Cyber-attack capability is a government policy for Vladimir Putin’s Russia, the head of the UK cyber security agency has said.
Ciaran Martin, chief executive of the National Cyber Security Centre (NCSC), said the UK’s infrastructure is hit “frequently” by Russian attackers and online warfare is part of its “armoury of statecraft”.
And he said defensive and offensive cyber capability was increasingly an integral part of any modern state, describing cyber warfare as a “very traditional threat to national security” but in a “very modern way”.
At a press briefing at CYBERUK18, a cyber-security conference hosted by the NCSC in Manchester, Mr Martin said: “Cyber-attack capabilities are an integral part of Russia’s national policy, of its way of asserting itself in the world and asserting its interests in the world.
“And that’s been true for quite a long time, I’ve mentioned tracking some of these groups for 20 years.
“So we can expect Russia to pursue its interests through cyber means where it suits them.”

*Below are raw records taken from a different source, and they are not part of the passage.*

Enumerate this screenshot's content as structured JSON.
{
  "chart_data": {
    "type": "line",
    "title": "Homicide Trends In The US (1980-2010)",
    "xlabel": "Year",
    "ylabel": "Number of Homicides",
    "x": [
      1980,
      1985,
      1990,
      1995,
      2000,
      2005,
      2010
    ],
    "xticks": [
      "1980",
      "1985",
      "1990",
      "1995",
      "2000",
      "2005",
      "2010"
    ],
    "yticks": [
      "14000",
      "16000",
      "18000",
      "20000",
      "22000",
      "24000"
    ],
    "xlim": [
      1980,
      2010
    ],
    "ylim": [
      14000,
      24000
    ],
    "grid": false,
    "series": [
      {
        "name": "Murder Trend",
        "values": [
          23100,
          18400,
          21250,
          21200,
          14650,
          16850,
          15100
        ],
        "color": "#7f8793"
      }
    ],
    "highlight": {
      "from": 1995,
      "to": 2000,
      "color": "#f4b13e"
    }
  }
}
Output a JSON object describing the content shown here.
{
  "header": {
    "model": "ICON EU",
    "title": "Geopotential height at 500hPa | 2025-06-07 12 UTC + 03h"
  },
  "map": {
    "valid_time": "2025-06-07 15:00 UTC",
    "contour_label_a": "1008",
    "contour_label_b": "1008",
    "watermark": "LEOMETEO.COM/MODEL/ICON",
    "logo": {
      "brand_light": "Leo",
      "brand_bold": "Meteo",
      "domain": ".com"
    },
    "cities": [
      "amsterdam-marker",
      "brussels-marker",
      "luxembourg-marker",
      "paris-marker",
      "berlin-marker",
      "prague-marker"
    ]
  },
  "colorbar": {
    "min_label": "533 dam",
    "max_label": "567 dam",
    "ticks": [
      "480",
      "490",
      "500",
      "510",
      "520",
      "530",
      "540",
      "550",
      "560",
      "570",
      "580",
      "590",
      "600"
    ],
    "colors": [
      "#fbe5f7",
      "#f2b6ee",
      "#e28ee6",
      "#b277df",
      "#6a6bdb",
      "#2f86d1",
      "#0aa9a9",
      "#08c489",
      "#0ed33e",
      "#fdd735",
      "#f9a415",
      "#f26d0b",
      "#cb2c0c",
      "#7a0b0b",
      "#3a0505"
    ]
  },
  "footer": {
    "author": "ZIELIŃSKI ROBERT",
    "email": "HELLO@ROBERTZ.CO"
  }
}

But some attacks come through proxies and criminal gangs and “blurred lines” mean it is difficult to pin-point when attacks are Kremlin directed or state-sponsored and what the motive is, reporters were told.
Mr Martin said: “In cyber space it is possible to operate entirely from jurisdictions that we don’t have law enforcement arrangements with and for the most part in cyber crime that will include Russia.”
He said after two decades looking at Russian cyber attacks they had noticed “some common personnel” and “an interchange between parts of the Russian cyber-attack framework that we believe to be state-sponsored and those that we believe to be criminal.”
Paul Chichester, director of operations at NCSC, said getting concrete evidence and complete knowledge of perpetrator and motive was difficult.
Mr Chichester said: “We do see links between the crime and the state and it is a concern for the UK that that kind of MO is happening, not just for Russia but other countries as well.
“That affords people deniability, that makes our life harder from an attribution point of view.”
Mr Martin said the NCSC will in future try to present the evidence “where we safely can” to convince people, “if that is possible”.
But he said while the NCSC will counter hacking and cyber attacks it could not police what is truth and fiction on the internet.
“The dissemination of fake news, or more accurately lies, is a different issue,” he said.
“It’s not a cyber attack so government has to respond to it in a different way and Western governments are talking to the tech sector in considering how you counter disinformation campaigns.
“But disinformation campaigns to the attacker are part of the same strategy, but to a liberal democracy, one is about breaking our computer misuse laws the other is about issues of freedom of speech.
“We do recognise the cyber attack is part of a wider campaign to destabilise which includes disinformation.
“As a government as a whole we want to counter hostile Russian intent towards a democratic system and we have got all sorts of different parts of government working on that.”